A Bittersweet Reunion . . .

Bittersweet (Solanum dulcamara) grows along Waverly Place in the West Village. (photo taken 09 24 2010)
The Common Nightshade was profiled in Wildflowers of the West Village during July when the plant began to flower throughout the area. This variety of Solanaceae continues to thrive in the neighborhood’s tree pits and along the edges of construction sites even now that autumn has arrived.
I had mentioned the role the Nightshade played in my youth; its fruit being ammunition for berry battles that resulted in stained clothes. One detail I did not relate was that the variety we most often encountered in the weedy lots and hillsides of our Pittsburgh neighborhood had purple flowers and red berries, not the white blooms and purple fruit of the Common Nightshade.

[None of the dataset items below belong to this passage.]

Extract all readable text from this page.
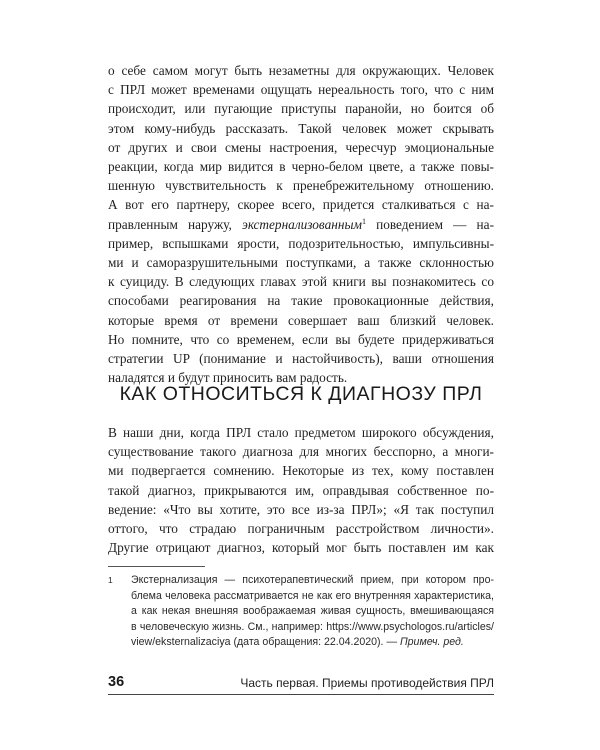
о себе самом могут быть незаметны для окружающих. Человек
с ПРЛ может временами ощущать нереальность того, что с ним
происходит, или пугающие приступы паранойи, но боится об
этом кому-нибудь рассказать. Такой человек может скрывать
от других и свои смены настроения, чересчур эмоциональные
реакции, когда мир видится в черно-белом цвете, а также повы-
шенную чувствительность к пренебрежительному отношению.
А вот его партнеру, скорее всего, придется сталкиваться с на-
правленным наружу, экстернализованным$^1$ поведением — на-
пример, вспышками ярости, подозрительностью, импульсивны-
ми и саморазрушительными поступками, а также склонностью
к суициду. В следующих главах этой книги вы познакомитесь со
способами реагирования на такие провокационные действия,
которые время от времени совершает ваш близкий человек.
Но помните, что со временем, если вы будете придерживаться
стратегии UP (понимание и настойчивость), ваши отношения
наладятся и будут приносить вам радость.
КАК ОТНОСИТЬСЯ К ДИАГНОЗУ ПРЛ
В наши дни, когда ПРЛ стало предметом широкого обсуждения,
существование такого диагноза для многих бесспорно, а многи-
ми подвергается сомнению. Некоторые из тех, кому поставлен
такой диагноз, прикрываются им, оправдывая собственное по-
ведение: «Что вы хотите, это все из-за ПРЛ»; «Я так поступил
оттого, что страдаю пограничным расстройством личности».
Другие отрицают диагноз, который мог быть поставлен им как
1	Экстернализация — психотерапевтический прием, при котором про-
блема человека рассматривается не как его внутренняя характеристика,
а как некая внешняя воображаемая живая сущность, вмешивающаяся
в человеческую жизнь. См., например: https://www.psychologos.ru/articles/
view/eksternalizaciya (дата обращения: 22.04.2020). — Примеч. ред.
36	Часть первая. Приемы противодействия ПРЛ
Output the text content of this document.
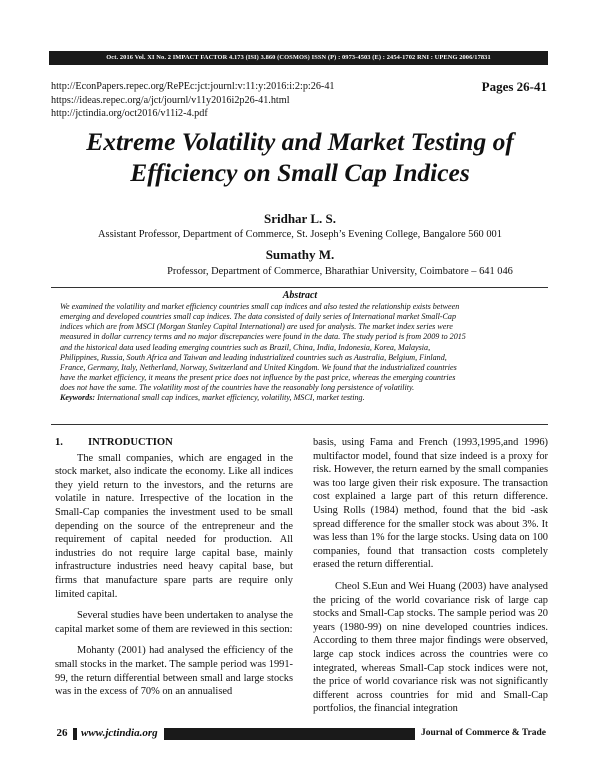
Oct. 2016 Vol. XI No. 2 IMPACT FACTOR 4.173 (ISI) 3.860 (COSMOS) ISSN (P) : 0973-4503 (E) : 2454-1702 RNI : UPENG 2006/17831
http://EconPapers.repec.org/RePEc:jct:journl:v:11:y:2016:i:2:p:26-41
https://ideas.repec.org/a/jct/journl/v11y2016i2p26-41.html
http://jctindia.org/oct2016/v11i2-4.pdf
Pages 26-41
Extreme Volatility and Market Testing of
Efficiency on Small Cap Indices
Sridhar L. S.
Assistant Professor, Department of Commerce, St. Joseph’s Evening College, Bangalore 560 001
Sumathy M.
Professor, Department of Commerce, Bharathiar University, Coimbatore – 641 046
Abstract
We examined the volatility and market efficiency countries small cap indices and also tested the relationship exists between
emerging and developed countries small cap indices. The data consisted of daily series of International market Small-Cap
indices which are from MSCI (Morgan Stanley Capital International) are used for analysis. The market index series were
measured in dollar currency terms and no major discrepancies were found in the data. The study period is from 2009 to 2015
and the historical data used leading emerging countries such as Brazil, China, India, Indonesia, Korea, Malaysia,
Philippines, Russia, South Africa and Taiwan and leading industrialized countries such as Australia, Belgium, Finland,
France, Germany, Italy, Netherland, Norway, Switzerland and United Kingdom. We found that the industrialized countries
have the market efficiency, it means the present price does not influence by the past price, whereas the emerging countries
does not have the same. The volatility most of the countries have the reasonably long persistence of volatility.
Keywords: International small cap indices, market efficiency, volatility, MSCI, market testing.
1. INTRODUCTION

The small companies, which are engaged in the stock market, also indicate the economy. Like all indices they yield return to the investors, and the returns are volatile in nature. Irrespective of the location in the Small-Cap companies the investment used to be small depending on the source of the entrepreneur and the requirement of capital needed for production. All industries do not require large capital base, mainly infrastructure industries need heavy capital base, but firms that manufacture spare parts are require only limited capital.

Several studies have been undertaken to analyse the capital market some of them are reviewed in this section:

Mohanty (2001) had analysed the efficiency of the small stocks in the market. The sample period was 1991-99, the return differential between small and large stocks was in the excess of 70% on an annualised

basis, using Fama and French (1993,1995,and 1996) multifactor model, found that size indeed is a proxy for risk. However, the return earned by the small companies was too large given their risk exposure. The transaction cost explained a large part of this return difference. Using Rolls (1984) method, found that the bid -ask spread difference for the smaller stock was about 3%. It was less than 1% for the large stocks. Using data on 100 companies, found that transaction costs completely erased the return differential.

Cheol S.Eun and Wei Huang (2003) have analysed the pricing of the world covariance risk of large cap stocks and Small-Cap stocks. The sample period was 20 years (1980-99) on nine developed countries indices. According to them three major findings were observed, large cap stock indices across the countries were co integrated, whereas Small-Cap stock indices were not, the price of world covariance risk was not significantly different across countries for mid and Small-Cap portfolios, the financial integration

26	www.jctindia.org	Journal of Commerce & Trade
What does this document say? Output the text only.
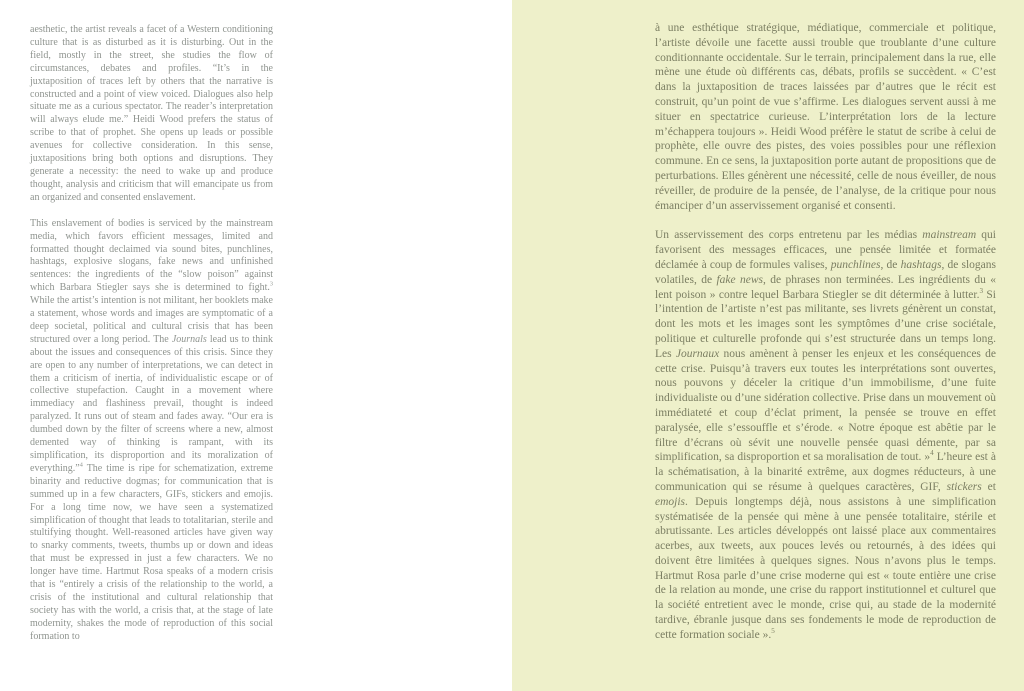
aesthetic, the artist reveals a facet of a Western conditioning culture that is as disturbed as it is disturbing. Out in the field, mostly in the street, she studies the flow of circumstances, debates and profiles. “It’s in the juxtaposition of traces left by others that the narrative is constructed and a point of view voiced. Dialogues also help situate me as a curious spectator. The reader’s interpretation will always elude me.” Heidi Wood prefers the status of scribe to that of prophet. She opens up leads or possible avenues for collective consideration. In this sense, juxtapositions bring both options and disruptions. They generate a necessity: the need to wake up and produce thought, analysis and criticism that will emancipate us from an organized and consented enslavement.

This enslavement of bodies is serviced by the mainstream media, which favors efficient messages, limited and formatted thought declaimed via sound bites, punchlines, hashtags, explosive slogans, fake news and unfinished sentences: the ingredients of the “slow poison” against which Barbara Stiegler says she is determined to fight.$^3$ While the artist’s intention is not militant, her booklets make a statement, whose words and images are symptomatic of a deep societal, political and cultural crisis that has been structured over a long period. The Journals lead us to think about the issues and consequences of this crisis. Since they are open to any number of interpretations, we can detect in them a criticism of inertia, of individualistic escape or of collective stupefaction. Caught in a movement where immediacy and flashiness prevail, thought is indeed paralyzed. It runs out of steam and fades away. “Our era is dumbed down by the filter of screens where a new, almost demented way of thinking is rampant, with its simplification, its disproportion and its moralization of everything.”$^4$ The time is ripe for schematization, extreme binarity and reductive dogmas; for communication that is summed up in a few characters, GIFs, stickers and emojis. For a long time now, we have seen a systematized simplification of thought that leads to totalitarian, sterile and stultifying thought. Well-reasoned articles have given way to snarky comments, tweets, thumbs up or down and ideas that must be expressed in just a few characters. We no longer have time. Hartmut Rosa speaks of a modern crisis that is “entirely a crisis of the relationship to the world, a crisis of the institutional and cultural relationship that society has with the world, a crisis that, at the stage of late modernity, shakes the mode of reproduction of this social formation to

à une esthétique stratégique, médiatique, commerciale et politique, l’artiste dévoile une facette aussi trouble que troublante d’une culture conditionnante occidentale. Sur le terrain, principalement dans la rue, elle mène une étude où différents cas, débats, profils se succèdent. « C’est dans la juxtaposition de traces laissées par d’autres que le récit est construit, qu’un point de vue s’affirme. Les dialogues servent aussi à me situer en spectatrice curieuse. L’interprétation lors de la lecture m’échappera toujours ». Heidi Wood préfère le statut de scribe à celui de prophète, elle ouvre des pistes, des voies possibles pour une réflexion commune. En ce sens, la juxtaposition porte autant de propositions que de perturbations. Elles génèrent une nécessité, celle de nous éveiller, de nous réveiller, de produire de la pensée, de l’analyse, de la critique pour nous émanciper d’un asservissement organisé et consenti.

Un asservissement des corps entretenu par les médias mainstream qui favorisent des messages efficaces, une pensée limitée et formatée déclamée à coup de formules valises, punchlines, de hashtags, de slogans volatiles, de fake news, de phrases non terminées. Les ingrédients du « lent poison » contre lequel Barbara Stiegler se dit déterminée à lutter.$^3$ Si l’intention de l’artiste n’est pas militante, ses livrets génèrent un constat, dont les mots et les images sont les symptômes d’une crise sociétale, politique et culturelle profonde qui s’est structurée dans un temps long. Les Journaux nous amènent à penser les enjeux et les conséquences de cette crise. Puisqu’à travers eux toutes les interprétations sont ouvertes, nous pouvons y déceler la critique d’un immobilisme, d’une fuite individualiste ou d’une sidération collective. Prise dans un mouvement où immédiateté et coup d’éclat priment, la pensée se trouve en effet paralysée, elle s’essouffle et s’érode. « Notre époque est abêtie par le filtre d’écrans où sévit une nouvelle pensée quasi démente, par sa simplification, sa disproportion et sa moralisation de tout. »$^4$ L’heure est à la schématisation, à la binarité extrême, aux dogmes réducteurs, à une communication qui se résume à quelques caractères, GIF, stickers et emojis. Depuis longtemps déjà, nous assistons à une simplification systématisée de la pensée qui mène à une pensée totalitaire, stérile et abrutissante. Les articles développés ont laissé place aux commentaires acerbes, aux tweets, aux pouces levés ou retournés, à des idées qui doivent être limitées à quelques signes. Nous n’avons plus le temps. Hartmut Rosa parle d’une crise moderne qui est « toute entière une crise de la relation au monde, une crise du rapport institutionnel et culturel que la société entretient avec le monde, crise qui, au stade de la modernité tardive, ébranle jusque dans ses fondements le mode de reproduction de cette formation sociale ».$^5$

This week, I walked along Waverly Place, one of the greener, shadier stretches of the West Village located one short block west of Seventh Avenue. There, near the corner of West 11th Street, I had a homecoming of sorts, one that was bittersweet in a good way:
Bittersweet, also known as Bittersweet Nightshade, Solanum dulcamara
This is the variety of the genus Solanum I remember from my boyhood. The plant reveals the connection to its family in a way that fuses aspects of its cousins the potato and the tomato. This Nightshade, an herbaceous perennial, grows as a vine of distended, heart-shaped leaves like the former and its fruit is ovoid and red like the latter, only rendered in the size of a costume pearl. The flower is an attractive star of five purple petals with a projecting golden stamen; a distinctive blossom, and beautiful, displayed in hanging clusters.
Flower:
Fruit:
Like several of the other Wildflowers of the West Village, this one has had a reoccurring part in my background, the stage setting where my broader outdoor experiences have played out. A few years ago, during a long bike ride in Philadelphia, I paused beside the Schuylkill River and sat in the grass for a rest. I noticed a Bittersweet in bloom along the bush line nearby and took a few moments to compose a quick drawing of the scene in my travel sketchbook. A passing moment, a bit of natural color, committed to memory through art; a short newsreel of my life experience retained, in part, because of a wildflower.
Bittersweet, like most members of the Nightshade family, is poisonous and should be admired only for its aesthetics. This native of Europe and Asia is an attractive ground cover, can be trained to wrap and coil around trees and fences, and would make a complementary color companion to the purple morning glories now showing their flowered faces all throughout New York City.